Beberapa kawan saya, yang berhasil dalam pekerjaan, tidak terlalu mengandalkan intuisi. Sebaliknya, mereka orang yang suka meneliti, meragukan asumsi awal, dan tahu bagaimana mengatur “ketakutan” menuju jalan pemecahan masalah.

Ketika ada dugaan korupsi di dalam suatu kantor dan diminta melakukan forensik digital, saya tidak mau menebak. Lebih baik pasang interseptor dan perekam komunikasi di jaringan, dan ini tidak melanggar hukum ketika saya memakai OSINT, untuk menentukan siapa yang melakukan komunikasi dengan perusahaan lawan.

Itu lebih “work” daripada menebak, menduga, atau menggunakan perasaan.
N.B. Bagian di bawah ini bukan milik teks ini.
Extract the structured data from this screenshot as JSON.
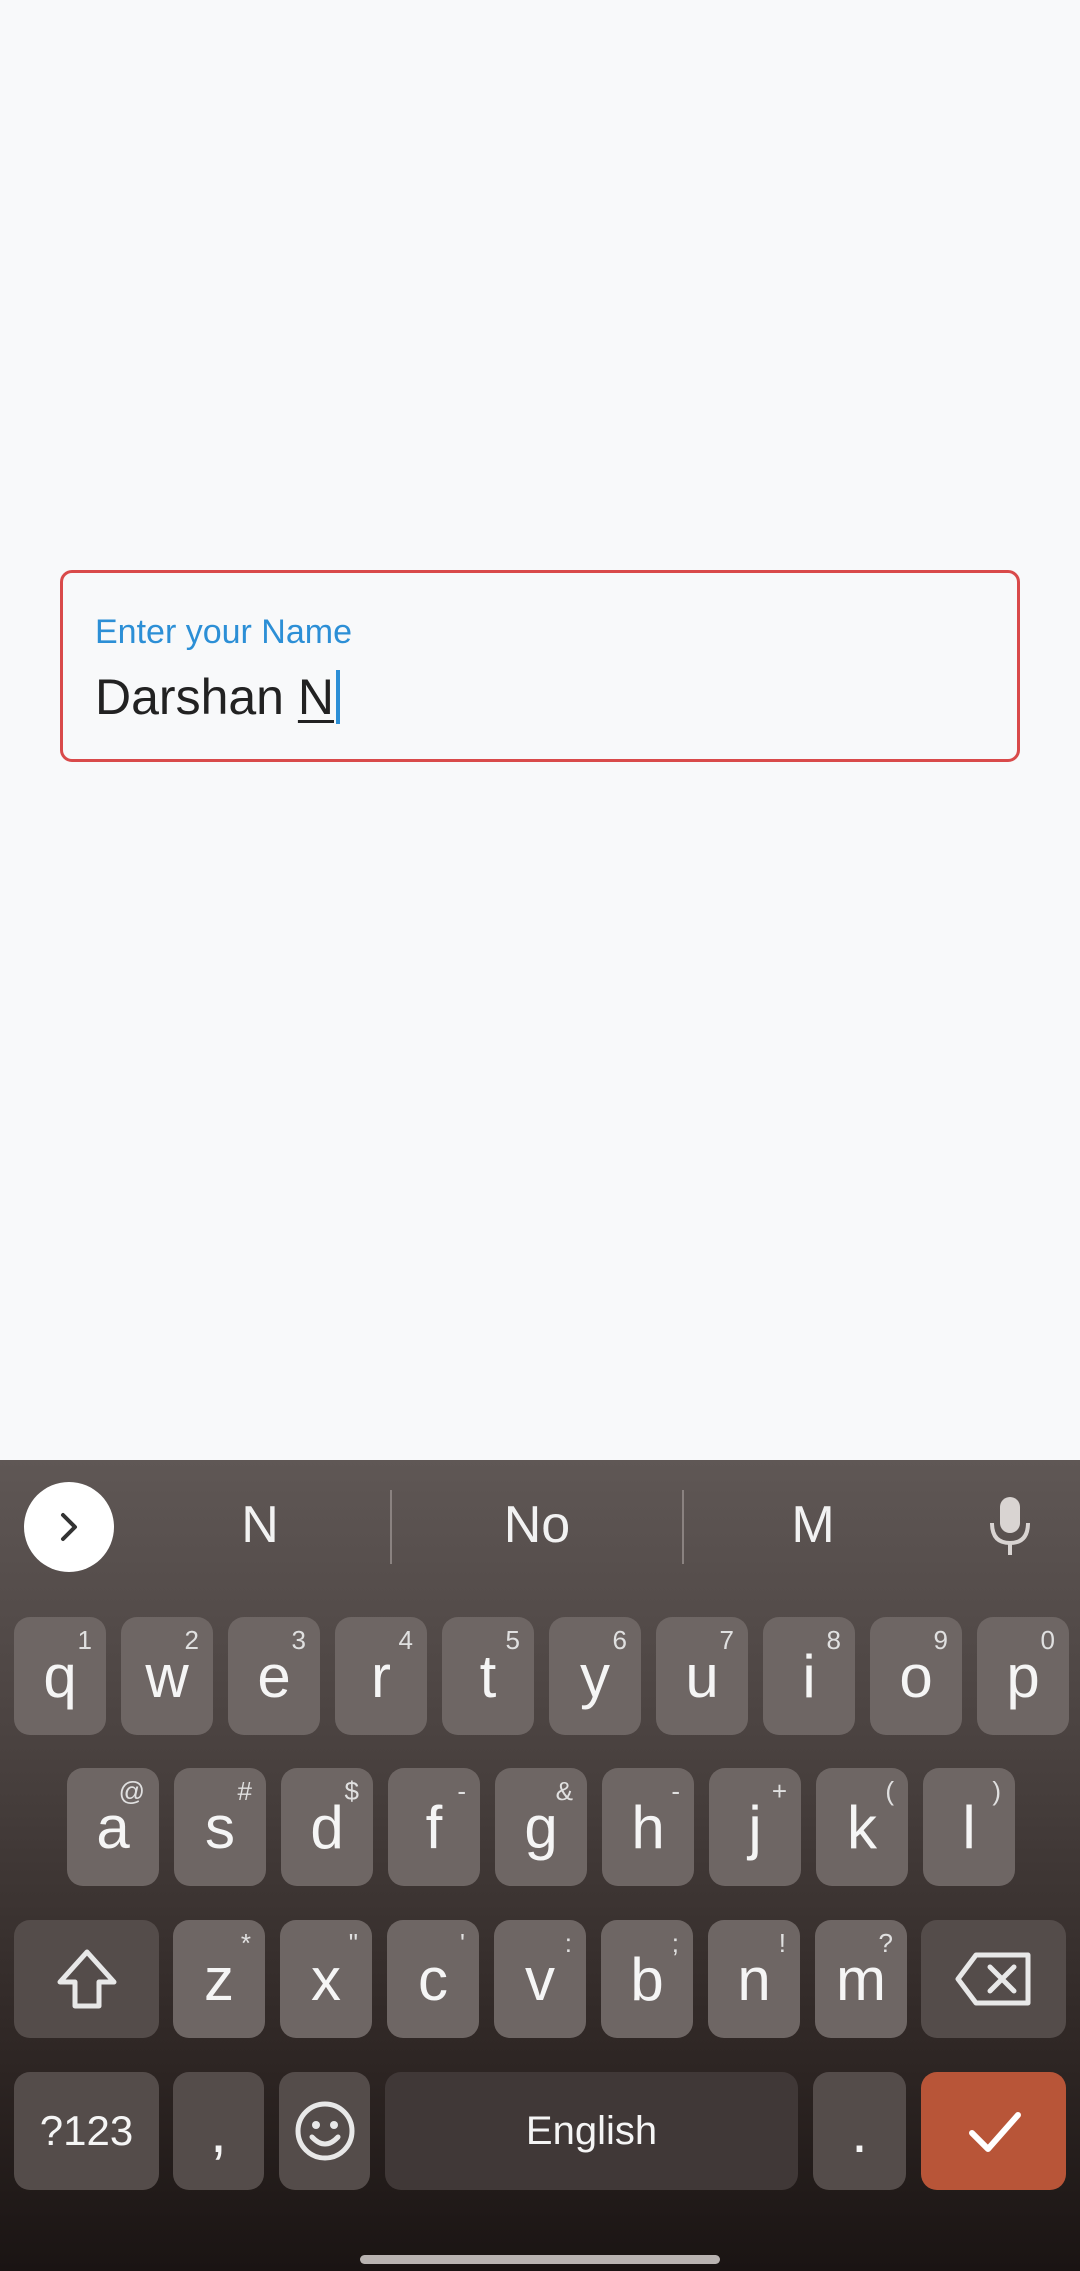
{
  "form": {
    "label": "Enter your Name",
    "value_prefix": "Darshan ",
    "value_composing": "N",
    "colors": {
      "label": "#2c8fd6",
      "border_error": "#d94a4a"
    }
  },
  "keyboard": {
    "suggestions": [
      "N",
      "No",
      "M"
    ],
    "row1": [
      {
        "k": "q",
        "h": "1"
      },
      {
        "k": "w",
        "h": "2"
      },
      {
        "k": "e",
        "h": "3"
      },
      {
        "k": "r",
        "h": "4"
      },
      {
        "k": "t",
        "h": "5"
      },
      {
        "k": "y",
        "h": "6"
      },
      {
        "k": "u",
        "h": "7"
      },
      {
        "k": "i",
        "h": "8"
      },
      {
        "k": "o",
        "h": "9"
      },
      {
        "k": "p",
        "h": "0"
      }
    ],
    "row2": [
      {
        "k": "a",
        "h": "@"
      },
      {
        "k": "s",
        "h": "#"
      },
      {
        "k": "d",
        "h": "$"
      },
      {
        "k": "f",
        "h": "-"
      },
      {
        "k": "g",
        "h": "&"
      },
      {
        "k": "h",
        "h": "-"
      },
      {
        "k": "j",
        "h": "+"
      },
      {
        "k": "k",
        "h": "("
      },
      {
        "k": "l",
        "h": ")"
      }
    ],
    "row3": [
      {
        "k": "z",
        "h": "*"
      },
      {
        "k": "x",
        "h": "\""
      },
      {
        "k": "c",
        "h": "'"
      },
      {
        "k": "v",
        "h": ":"
      },
      {
        "k": "b",
        "h": ";"
      },
      {
        "k": "n",
        "h": "!"
      },
      {
        "k": "m",
        "h": "?"
      }
    ],
    "symbols_label": "?123",
    "comma": ",",
    "space_label": "English",
    "period": ".",
    "icons": [
      "chevron-right-icon",
      "mic-icon",
      "shift-icon",
      "backspace-icon",
      "emoji-icon",
      "check-icon"
    ],
    "enter_color": "#b85538"
  }
}
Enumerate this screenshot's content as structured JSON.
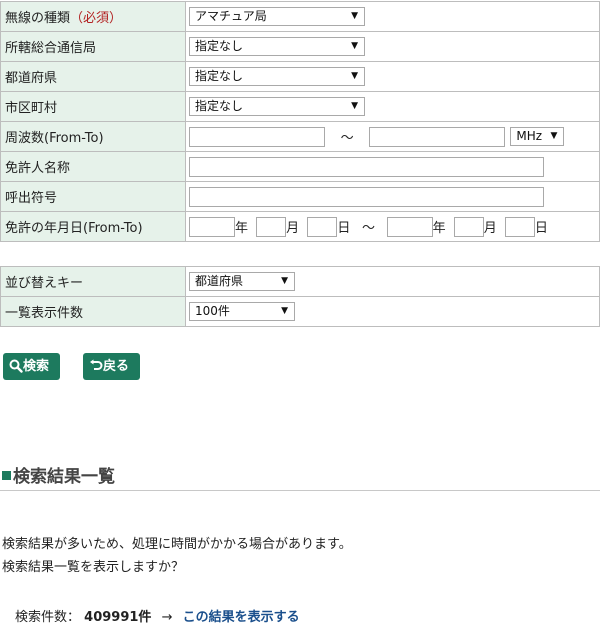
{
  "form1": {
    "rows": [
      {
        "label": "無線の種類",
        "required": "（必須）",
        "select": "アマチュア局"
      },
      {
        "label": "所轄総合通信局",
        "select": "指定なし"
      },
      {
        "label": "都道府県",
        "select": "指定なし"
      },
      {
        "label": "市区町村",
        "select": "指定なし"
      },
      {
        "label": "周波数(From-To)",
        "tilde": "～",
        "unit_select": "MHz"
      },
      {
        "label": "免許人名称"
      },
      {
        "label": "呼出符号"
      },
      {
        "label": "免許の年月日(From-To)",
        "year": "年",
        "month": "月",
        "day": "日",
        "tilde": "～"
      }
    ]
  },
  "form2": {
    "rows": [
      {
        "label": "並び替えキー",
        "select": "都道府県"
      },
      {
        "label": "一覧表示件数",
        "select": "100件"
      }
    ]
  },
  "buttons": {
    "search": "検索",
    "back": "戻る"
  },
  "icons": {
    "search": "magnifier-icon",
    "back": "return-arrow-icon",
    "heading": "square-icon"
  },
  "colors": {
    "accent": "#1d7a5e",
    "label_bg": "#e6f2ea",
    "required": "#b22222",
    "link": "#1a4f8c"
  },
  "results": {
    "heading": "検索結果一覧",
    "message1": "検索結果が多いため、処理に時間がかかる場合があります。",
    "message2": "検索結果一覧を表示しますか？",
    "count_label": "検索件数：",
    "count_value": "409991件",
    "arrow": "→",
    "link": "この結果を表示する"
  }
}
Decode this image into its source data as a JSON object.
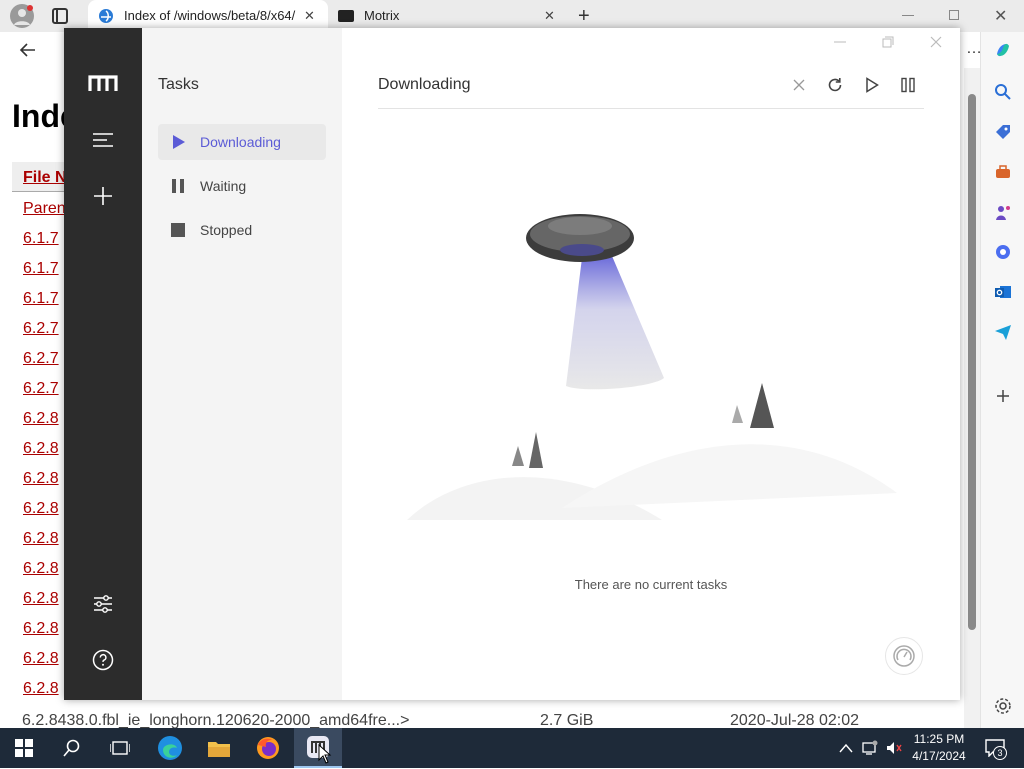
{
  "browser": {
    "tabs": [
      {
        "title": "Index of /windows/beta/8/x64/",
        "active": true
      },
      {
        "title": "Motrix",
        "active": false
      }
    ],
    "page": {
      "title_visible": "Inde",
      "header_visible": "File N",
      "rows": [
        "Paren",
        "6.1.7",
        "6.1.7",
        "6.1.7",
        "6.2.7",
        "6.2.7",
        "6.2.7",
        "6.2.8",
        "6.2.8",
        "6.2.8",
        "6.2.8",
        "6.2.8",
        "6.2.8",
        "6.2.8",
        "6.2.8",
        "6.2.8",
        "6.2.8"
      ],
      "last_row": {
        "name": "6.2.8438.0.fbl_ie_longhorn.120620-2000_amd64fre...>",
        "size": "2.7 GiB",
        "date": "2020-Jul-28 02:02"
      }
    }
  },
  "motrix": {
    "sidebar": {
      "title": "Tasks",
      "items": [
        {
          "label": "Downloading",
          "icon": "play-icon",
          "active": true
        },
        {
          "label": "Waiting",
          "icon": "pause-icon",
          "active": false
        },
        {
          "label": "Stopped",
          "icon": "stop-icon",
          "active": false
        }
      ]
    },
    "main": {
      "title": "Downloading",
      "empty_message": "There are no current tasks"
    },
    "accent_color": "#5b5bd6"
  },
  "taskbar": {
    "time": "11:25 PM",
    "date": "4/17/2024",
    "notification_count": "3"
  }
}
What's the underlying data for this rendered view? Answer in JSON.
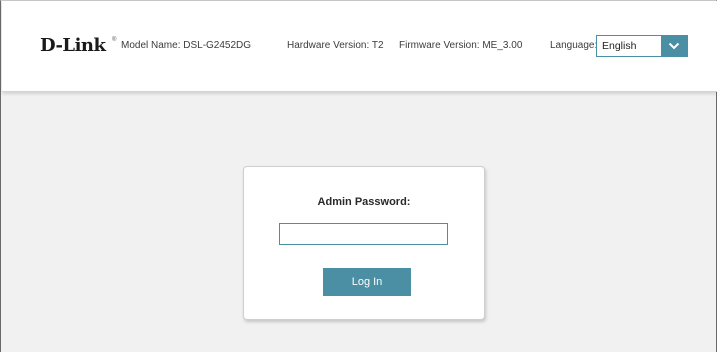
{
  "header": {
    "brand": "D-Link",
    "trademark": "®",
    "model_name": "Model Name: DSL-G2452DG",
    "hardware_version": "Hardware Version: T2",
    "firmware_version": "Firmware Version: ME_3.00",
    "language_label": "Language:",
    "language_selected": "English"
  },
  "login": {
    "password_label": "Admin Password:",
    "password_value": "",
    "login_button_label": "Log In"
  },
  "colors": {
    "accent": "#4a8fa3",
    "page_background": "#f1f1f1",
    "header_background": "#ffffff"
  },
  "icons": {
    "language_dropdown": "chevron-down-icon"
  }
}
Yang perlu disadari, cara otak kita menciptakan “hubungan” dan “interferensi” ini sering tidak dikendalikan pikiran, melainkan dikendalikan emosi dan perasaan. Tidak semua orang memiliki “model mental” dan “strategi berpikir” ketika berhadapan dengan masalah.

Bisakah Percaya kepada Intuisi Kita Andalkan?

Benarkah kita bisa selalu bisa mengandalkan intuisi? Apakah intuisi ini selalu mengarah kepada tujuan yang kita inginkan?

Pemikir kreatif di bidang seni, bisnis, pemimpin, berlatih mempercayai insting mereka. Proses seumur hidup untuk terlatih dalam mendengarkan “suara batin”, bertindak dengan rasa, dan tidak selalu mengandalkan pikiran rasional.

Sebaliknya, percaya kepada intuisi dan naluri, bisa membawa kita ke jalan gelap, tidak produktif, terutama jika tidak menyadari bahwa intuisi sering berwujud emosi. Intuisi terlalu melekat dengan perasaan, tidak perlu energi berpikir, dan seolah-olah sudah menjadi senjata (sekaligus perisai) dalam bertindak dan membuat keputusan. [dm]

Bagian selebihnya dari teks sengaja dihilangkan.